A Tia Ana Rosa é que não se convencia e já se levantava para confirmar. Deitou a mão ao avental que estava pendurado na cabeceira da cama e teve um arrepio. A chave da gaveta, não estava no bolso do avental.
- Fomos roubados, Domingos.
Saiu do quarto direita ao móvel onde estava o oratório, que fazia de cómoda, com três gavetas logo a seguir ao tampo e dois gavetões por baixo, onde guardava a roupa da casa.
O tampo estava coberto por uma toalha alva, que caía para a frente, escondendo a fila das gavetas.
Levantou a toalha e no lugar da gaveta do meio, ficara o buraco negro onde ela deslizava.
- Tinhas razão, fomos roubados, mas como?
- E foram ao nosso quarto buscar a chave! – Dizia a Tia Ana Rosa – Foi o barulho da janela que eu ouvi.
As janelas eram de guilhotina e nunca estavam travadas. Acenderam o candeeiro de petróleo, foram observar a janela e descobriram, do lado de fora, um par de sapatos e pegadas frescas na areia macia da rua.
- Vai chamar ajuda, vai acordar os teus camaradas, temos de dar caça ao ladrão, senão estamos desgraçados. Lá se vai o apuro da semana.
A Tia Ana Rosa é que tomava nota das contas da companha, que recebia o dinheiro da venda, contas que eram partidas ao sábado. Parte do barco, parte do arrais, o Domingos e parte de cada pescador.

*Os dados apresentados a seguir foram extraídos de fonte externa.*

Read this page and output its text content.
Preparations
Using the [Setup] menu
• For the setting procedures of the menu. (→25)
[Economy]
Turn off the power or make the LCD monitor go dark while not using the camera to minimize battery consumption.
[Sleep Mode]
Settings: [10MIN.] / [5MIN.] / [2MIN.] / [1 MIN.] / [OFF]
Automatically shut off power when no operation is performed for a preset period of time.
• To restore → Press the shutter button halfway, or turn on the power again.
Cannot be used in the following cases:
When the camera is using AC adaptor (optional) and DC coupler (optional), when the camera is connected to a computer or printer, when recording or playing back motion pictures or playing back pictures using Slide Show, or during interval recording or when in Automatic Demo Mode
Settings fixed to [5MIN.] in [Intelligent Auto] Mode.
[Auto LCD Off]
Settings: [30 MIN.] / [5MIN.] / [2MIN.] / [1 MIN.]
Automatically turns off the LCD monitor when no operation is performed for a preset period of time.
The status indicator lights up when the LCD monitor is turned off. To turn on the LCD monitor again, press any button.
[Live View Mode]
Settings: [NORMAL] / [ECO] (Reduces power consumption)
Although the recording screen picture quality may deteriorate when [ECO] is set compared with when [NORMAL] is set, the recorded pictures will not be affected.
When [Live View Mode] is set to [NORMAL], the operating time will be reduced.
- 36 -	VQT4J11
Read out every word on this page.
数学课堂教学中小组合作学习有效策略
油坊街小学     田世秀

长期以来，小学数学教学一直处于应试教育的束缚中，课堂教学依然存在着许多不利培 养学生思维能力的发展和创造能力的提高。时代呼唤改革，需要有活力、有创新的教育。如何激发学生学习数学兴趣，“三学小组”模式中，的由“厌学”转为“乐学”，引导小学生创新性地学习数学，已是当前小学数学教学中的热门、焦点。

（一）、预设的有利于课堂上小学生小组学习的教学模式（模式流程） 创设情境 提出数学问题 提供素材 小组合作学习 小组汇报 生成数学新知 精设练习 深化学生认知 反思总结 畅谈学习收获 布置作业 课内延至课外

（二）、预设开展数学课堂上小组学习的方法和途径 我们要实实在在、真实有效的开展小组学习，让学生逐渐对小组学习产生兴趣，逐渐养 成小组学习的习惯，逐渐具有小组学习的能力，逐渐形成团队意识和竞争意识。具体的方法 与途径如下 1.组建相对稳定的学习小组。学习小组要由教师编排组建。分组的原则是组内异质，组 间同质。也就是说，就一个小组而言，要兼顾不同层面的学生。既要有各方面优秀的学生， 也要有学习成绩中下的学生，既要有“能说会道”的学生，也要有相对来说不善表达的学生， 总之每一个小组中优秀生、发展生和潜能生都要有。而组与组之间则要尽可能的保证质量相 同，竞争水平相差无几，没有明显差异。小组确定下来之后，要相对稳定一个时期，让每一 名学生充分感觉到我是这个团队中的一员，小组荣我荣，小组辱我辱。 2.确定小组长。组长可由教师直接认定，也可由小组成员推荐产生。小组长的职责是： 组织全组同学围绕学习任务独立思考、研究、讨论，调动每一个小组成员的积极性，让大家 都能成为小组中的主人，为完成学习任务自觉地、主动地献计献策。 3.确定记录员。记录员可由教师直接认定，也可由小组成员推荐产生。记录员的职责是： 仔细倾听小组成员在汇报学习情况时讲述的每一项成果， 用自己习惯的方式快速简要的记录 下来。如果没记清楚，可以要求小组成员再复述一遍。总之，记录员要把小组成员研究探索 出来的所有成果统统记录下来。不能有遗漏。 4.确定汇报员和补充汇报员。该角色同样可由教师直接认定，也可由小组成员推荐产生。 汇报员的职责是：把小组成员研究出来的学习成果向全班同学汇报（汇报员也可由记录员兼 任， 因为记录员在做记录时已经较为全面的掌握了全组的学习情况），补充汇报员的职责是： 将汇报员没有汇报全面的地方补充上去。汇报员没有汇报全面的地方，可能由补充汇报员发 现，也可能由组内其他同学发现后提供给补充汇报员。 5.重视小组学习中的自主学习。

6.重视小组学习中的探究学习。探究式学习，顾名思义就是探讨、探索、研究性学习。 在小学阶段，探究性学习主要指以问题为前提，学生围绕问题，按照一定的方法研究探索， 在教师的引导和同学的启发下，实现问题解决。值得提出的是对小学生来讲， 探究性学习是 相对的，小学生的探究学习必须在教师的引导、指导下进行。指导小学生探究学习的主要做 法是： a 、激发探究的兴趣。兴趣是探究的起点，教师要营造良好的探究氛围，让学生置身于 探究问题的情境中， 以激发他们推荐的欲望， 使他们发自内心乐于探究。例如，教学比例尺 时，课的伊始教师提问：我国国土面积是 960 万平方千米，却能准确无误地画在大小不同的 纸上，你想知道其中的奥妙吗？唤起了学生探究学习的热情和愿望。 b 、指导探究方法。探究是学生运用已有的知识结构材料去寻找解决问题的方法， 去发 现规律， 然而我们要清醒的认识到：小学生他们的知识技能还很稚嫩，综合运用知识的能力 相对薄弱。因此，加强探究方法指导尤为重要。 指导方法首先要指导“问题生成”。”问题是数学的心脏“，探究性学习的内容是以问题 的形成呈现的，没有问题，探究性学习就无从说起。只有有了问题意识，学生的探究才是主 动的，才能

O Domingos sai de casa, munido dum sarrafo que encontrara na cozinha, nunca se sabe, até podia dar com o ladrão, ali por perto.
Em breve estavam à porta de casa vários homens, dispostos a dar caça ao gatuno que lhes surripiara o dinheiro. Ele já era tão pouco e havia de acontecer uma desgraça destas, logo esta semana, que as pescas até nem tinham sido más, dera muita pescada nas costas de Montedor.
Ao observarem os sapatos achados do lado de fora da janela, um dos homens exclama:
- Eu vi um tipo com estes sapatos. Não te lembras, João? O que esteve a jogar às cartas connosco, lá na loja.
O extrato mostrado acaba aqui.